Aside from the Electoral College itself, there are other examples in the Constitution where individual state powers were safeguarded and majority rule was mitigated.  (Even though Alexis de Tocqueville wouldn’t coin the term “tyranny of the majority” until the 1830’s, James Madison noted in Federalist 51 that “if a majority be united by a common interest, the rights of the minority will be insecure.”)  Senators were originally chosen by the state legislatures – not the people – and every state, whether large or small, had equal representation in the Senate.  The Tenth Amendment clearly assigns all powers not explicitly delegated to the federal government to the states, and then to the people.  After all, it was the sovereign states that created the federal government, and in order for the Constitution to be ratified at all, states insisted upon not ceding too much power to this new government.

However, starting with the Civil War and ramping up during the Reconstruction period, things began to change.  The presidency became more powerful, and national imperatives overpowered state sovereignty.

To the great moral benefit of the United States, the Thirteenth Amendment constitutionally abolished slavery in 1865, but the Fourteenth Amendment, ratified in 1868, has been interpreted much more broadly and favorably for the national-government proponents.  The far-reaching interpretations of the Fourteenth Amendment have given rise to concepts such as substantive due process, which Antonin Scalia called a “judicial usurpation,” and they have led to vague rights and privileges being read into the Constitution by the federal courts, often interfering with or overturning state laws.  The Fourteenth Amendment also punitively excluded former Confederate officials from representing the people of their states in the federal government, and some historians such as Tom Woods argue that this amendment was unlawfully ratified.

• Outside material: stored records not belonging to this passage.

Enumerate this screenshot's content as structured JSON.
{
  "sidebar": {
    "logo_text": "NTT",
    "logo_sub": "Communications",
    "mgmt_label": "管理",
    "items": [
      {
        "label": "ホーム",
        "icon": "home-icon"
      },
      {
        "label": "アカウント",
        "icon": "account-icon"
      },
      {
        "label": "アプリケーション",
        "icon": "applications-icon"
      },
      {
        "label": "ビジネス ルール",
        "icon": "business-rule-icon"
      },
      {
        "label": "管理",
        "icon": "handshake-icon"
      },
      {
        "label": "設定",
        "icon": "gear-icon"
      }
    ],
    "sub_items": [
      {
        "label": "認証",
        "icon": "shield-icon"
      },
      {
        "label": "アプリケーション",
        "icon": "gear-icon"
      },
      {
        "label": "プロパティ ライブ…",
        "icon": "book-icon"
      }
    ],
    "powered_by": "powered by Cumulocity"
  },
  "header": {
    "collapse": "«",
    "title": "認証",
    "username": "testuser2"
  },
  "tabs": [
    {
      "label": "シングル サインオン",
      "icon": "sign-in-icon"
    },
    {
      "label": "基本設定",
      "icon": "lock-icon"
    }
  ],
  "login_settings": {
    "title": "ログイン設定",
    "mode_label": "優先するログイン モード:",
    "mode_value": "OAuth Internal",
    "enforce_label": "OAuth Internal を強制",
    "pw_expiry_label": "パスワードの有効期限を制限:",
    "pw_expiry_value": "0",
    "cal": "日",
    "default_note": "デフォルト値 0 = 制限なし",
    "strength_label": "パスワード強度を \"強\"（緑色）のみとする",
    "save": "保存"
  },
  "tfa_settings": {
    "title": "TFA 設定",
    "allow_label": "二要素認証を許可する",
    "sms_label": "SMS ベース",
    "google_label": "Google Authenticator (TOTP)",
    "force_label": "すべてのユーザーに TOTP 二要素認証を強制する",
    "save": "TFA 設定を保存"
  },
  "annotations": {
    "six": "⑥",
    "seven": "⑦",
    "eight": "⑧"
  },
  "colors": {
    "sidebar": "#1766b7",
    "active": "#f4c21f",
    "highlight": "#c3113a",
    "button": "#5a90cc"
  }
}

The movement to reduce state powers and nationalize the government of the United States reached its apotheosis during the Progressive Era.  The Sixteenth Amendment was ratified in 1913, and it allowed for the income tax that would provide the funds for the rapidly growing national Leviathan.  The Seventeenth Amendment, also ratified in 1913, set up the popular election of senators, and the Eighteenth Amendment in 1919 created Prohibition, thus overriding all existing state alcohol laws.

In the wake of the Great Depression, Franklin Roosevelt famously instituted the New Deal, which brought wage mandates, price controls, agricultural regulation and “planning,” new labor laws, and staggering levels of federal government intervention and meddling in the American economy.  In disturbing cases such as Wickard v. Filburn (1942), FDR’s SCOTUS even ruled that a farmer growing wheat for his own consumption could be regulated by the national government under the Constitution’s “interstate commerce” clause.

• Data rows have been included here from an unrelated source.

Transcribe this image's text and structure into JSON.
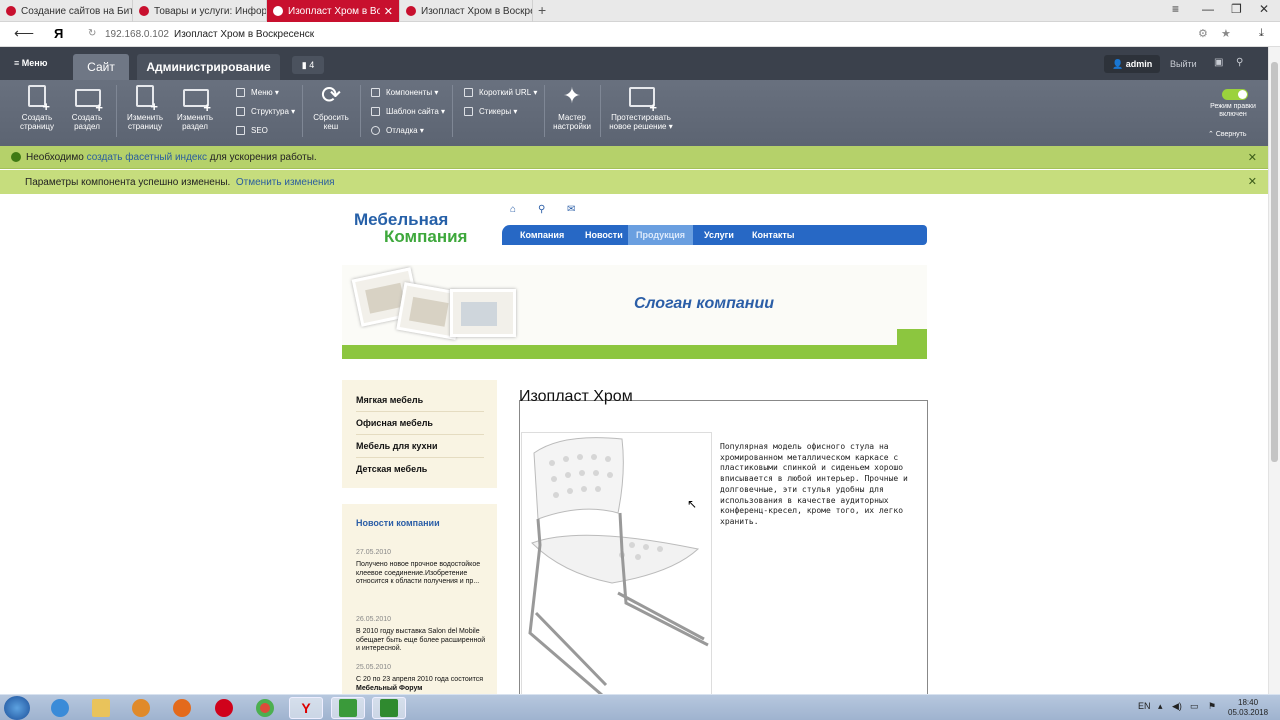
{
  "browser": {
    "tabs": [
      {
        "label": "Создание сайтов на Битрикс",
        "active": false
      },
      {
        "label": "Товары и услуги: Информаци",
        "active": false
      },
      {
        "label": "Изопласт Хром в Воскресенск",
        "active": true
      },
      {
        "label": "Изопласт Хром в Воскресенск",
        "active": false
      }
    ],
    "new_tab": "+",
    "address": "192.168.0.102",
    "page_title": "Изопласт Хром в Воскресенск",
    "window_controls": [
      "≡",
      "—",
      "❐",
      "✕"
    ]
  },
  "admin": {
    "menu": "Меню",
    "tab_site": "Сайт",
    "tab_admin": "Администрирование",
    "notif_count": "4",
    "user": "admin",
    "logout": "Выйти",
    "buttons": {
      "create_page": [
        "Создать",
        "страницу"
      ],
      "create_section": [
        "Создать",
        "раздел"
      ],
      "edit_page": [
        "Изменить",
        "страницу"
      ],
      "edit_section": [
        "Изменить",
        "раздел"
      ],
      "reset_cache": [
        "Сбросить",
        "кеш"
      ],
      "wizard": [
        "Мастер",
        "настройки"
      ],
      "test_solution": [
        "Протестировать",
        "новое решение"
      ]
    },
    "small": {
      "menu": "Меню",
      "structure": "Структура",
      "seo": "SEO",
      "components": "Компоненты",
      "template": "Шаблон сайта",
      "debug": "Отладка",
      "short_url": "Короткий URL",
      "stickers": "Стикеры"
    },
    "edit_mode": [
      "Режим правки",
      "включен"
    ],
    "collapse": "Свернуть"
  },
  "alerts": {
    "a1_pre": "Необходимо",
    "a1_link": "создать фасетный индекс",
    "a1_post": "для ускорения работы.",
    "a2_text": "Параметры компонента успешно изменены.",
    "a2_link": "Отменить изменения",
    "close": "✕"
  },
  "site": {
    "logo_line1": "Мебельная",
    "logo_line2": "Компания",
    "nav": [
      "Компания",
      "Новости",
      "Продукция",
      "Услуги",
      "Контакты"
    ],
    "nav_active": "Продукция",
    "slogan": "Слоган компании",
    "sidebar": [
      "Мягкая мебель",
      "Офисная мебель",
      "Мебель для кухни",
      "Детская мебель"
    ],
    "news_title": "Новости компании",
    "news": [
      {
        "date": "27.05.2010",
        "text": "Получено новое прочное водостойкое клеевое соединение.Изобретение относится к области получения и пр..."
      },
      {
        "date": "26.05.2010",
        "text": "В 2010 году выставка Salon del Mobile обещает быть еще более расширенной и интересной."
      },
      {
        "date": "25.05.2010",
        "text": "С 20 по 23 апреля 2010 года состоится",
        "bold": "Мебельный Форум"
      }
    ],
    "product_title": "Изопласт Хром",
    "product_desc": "Популярная модель офисного стула на хромированном металлическом каркасе с пластиковыми спинкой и сиденьем хорошо вписывается в любой интерьер. Прочные и долговечные, эти стулья удобны для использования в качестве аудиторных конференц-кресел, кроме того, их легко хранить."
  },
  "taskbar": {
    "lang": "EN",
    "time": "18:40",
    "date": "05.03.2018"
  },
  "colors": {
    "accent": "#2768c5",
    "green": "#8cc63f",
    "browser_red": "#c8102e",
    "admin_bg": "#5c6472"
  }
}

It wasn’t only Democrats, though, that were fond of growing the power of the federal government and nationalizing functions that constitutionally should fall under state jurisdiction.  President Richard Nixon ushered in massive bureaucracies such as the Environmental Protection Agency (via Executive Order, no less) and the Occupational Safety and Health Administration.  To this day, building materials, drilling permits for oil wells, environmental reviews, safety standards, and construction projects must be approved by unelected bureaucrats in Washington, D.C.

It is impossible to avoid the suffocating reach of the national government, which literally owns and controls more than two-thirds of the land in some Western states.  In 2019, the United States of America are a nation in which the president and government bureaucrats – whom you will never meet — often have a much bigger impact on your life than your governor or local officials.

So, let there be no ambiguity: The movement to transform the United States from a diverse, dynamic federal republic to a homogeneous, nationalized democracy has been underway for a long time.  Democrats want to do away with the Electoral College right now because that institution empowers states and diminishes the influence of the national government, as they see it.  Plus, they believe demographic dominance lies with them, and they don’t plan on losing the popular vote again in the future.